MSCI’s broadest index of Asia-Pacific shares outside Japan rose 1 percent to touch a four-month high in morning trade. Japan’s Nikkei bounced off a three-month low.
China has abruptly dropped ultra-strict curbs on travel and activity, unleashing the virus on the nation’s 1.4 billion people. Many funeral homes and hospitals say they are overwhelmed, but investors hope that once the infection waves pass, life and spending can return to normal and are looking beyond the most immediate difficulties.
“China reopening has a big impact…worldwide,” said Joanne Goh, an investment strategist at DBS Bank in Singapore, since it not only spurs tourism and consumption but can ease some of the supply-chain crunches seen during 2022.
“There will be hiccups on the way,” Goh said, during an outlook presentation to reporters. “We give it six months adjusting to the process. But we don’t think it’s reversible.”
China’s central bank also said overnight it will step up financing support to spur domestic consumption and key investment projects and support a stable real estate market.
E-commerce and consumer stocks were among the biggest gainers in Hong Kong, lifting the Hang Seng 2 percent to a six-month high while reopening hopes have driven China’s yuan to four-month highs and supported regional stocks and currencies.
The yuan rose about 0.2 percent to 6.8750 on Thursday.
China has partially eased an unofficial ban on Australian coal imports and the Australian dollar made a three-week high overnight just below $0.69. It last bought $0.6833.
Oil sounded the loudest note of caution, falling sharply overnight on worries that the near-term outlook is precarious in China and that a global slowdown will hurt demand.
Brent crude futures steadied at $78.42 a barrel on Thursday after dropping 1.5 percent on Wednesday.
Rates warning
Asia’s optimism comes while minutes from the Federal Reserve’s December meeting, published on Wednesday, contained a caution against late-year rate cuts traders have priced in.
Fed committee members noted that “unwarranted easing in financial conditions” would complicate efforts to restore price stability, the minutes showed.

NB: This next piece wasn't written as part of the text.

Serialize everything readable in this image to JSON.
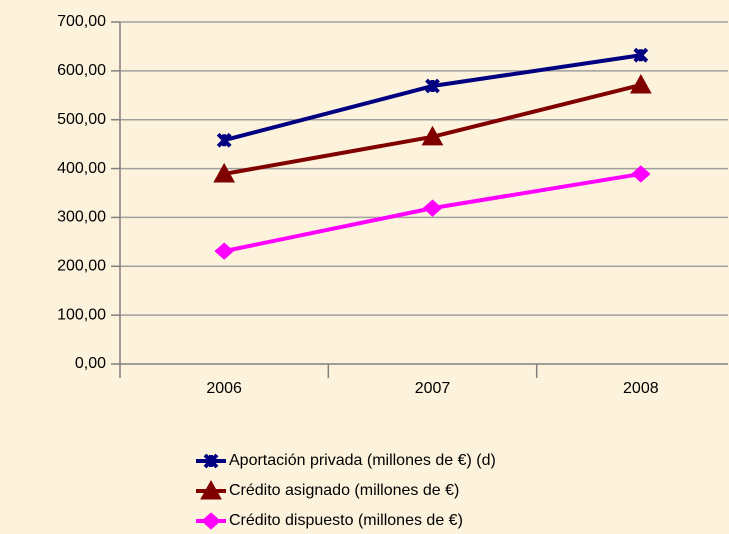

“Translating Fed speak, this is a warning to markets, that being too optimistic may ironically backfire,” said Vishnu Varathan, Mizuho Bank’s head of economics in Singapore.
“That is, insofar that premature rate cut bets drive looser financial conditions, the Fed may have to tighten even more to compensate.”
Fed funds futures pricing shows traders think the benchmark U.S. interest rate will peak just below 5 percent in May or June, before being cut back a little bit in the second half of 2023.
Wall Street indexes fluctuated on Wednesday, before closing with modest gains, but futures struggled in Asia trading and S&P 500 futures were last down about 0.4 percent.
Treasuries hung on to recent gains, with 10-year yields down a dozen basis points this week to 3.707 percent. Yields fall when prices rise.
In currency markets, the dollar has been wobbly as investors navigate between the Fed’s hawkish tone and the support for riskier currencies driven by China’s reopening.
The yen was reeling back overnight losses and up about 0.5 percent to 131.87 per dollar as traders think this year – at last – will be one of policy tightening in Japan.
In Europe, unseasonally warm weather has disappointed skiers but been a boon for a euro basking in falling gas prices. Benchmark Dutch gas prices fell to 14-month lows overnight and the euro has climbed to $1.0619.